Anyway, my "strip_null_keys()" is already on the scrapheap. And the body of my 
"no_null_keys()" reduced to a single line:

create function no_null_keys(j in jsonb)
  returns boolean
  immutable
  language sql
as $body$
  select j = jsonb_strip_nulls(j);
$body$;

You might argue that I don't need to bother with the encapsulation. But it 
makes testing easier—and I'm trusting that inlining works as advertised.

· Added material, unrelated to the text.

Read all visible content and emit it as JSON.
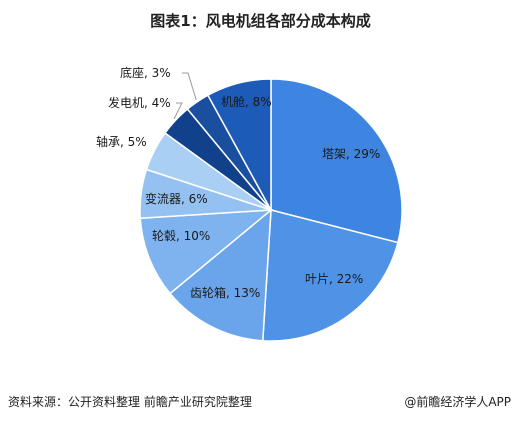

Your point about false positives is well taken. So, just for sport:

create type t1 as (k int, v text);
create type t2 as (a int, b int, c t1, d t1, e text[]);

create function j()
  returns jsonb
  language plpgsql
as $body$
declare
  tconstant textnot null := 'How we wrote a regular expression to 
detect occurrences of « "some key": null » in our JSON documents!';
  c1   constant t1  not null := (17, t);
  c2   constant t1  not null := (29, null);
  arr  constant text[]  not null := array['x', null::text, t];
  rconstant t2  not null := (42, null, c1, c2, arr);
begin
  return to_jsonb(r);
end;
$body$;
select jsonb_pretty(j());

The output includes two occurrences of this:

"How we wrote a regular expression to detect occurrences of « \"some key\": 
null » in our JSON documents!"

I believe that the "jsonb" to "text" conversion never produces an isolated 
double-quote within the representation of an object key's value. I checked that 
my "strip_null_keys()" handled your example before consigning it to the 
scrapheap—and it didn't let me down. But it would be foolish to argue that 
there isn't some way to provoke a false positive.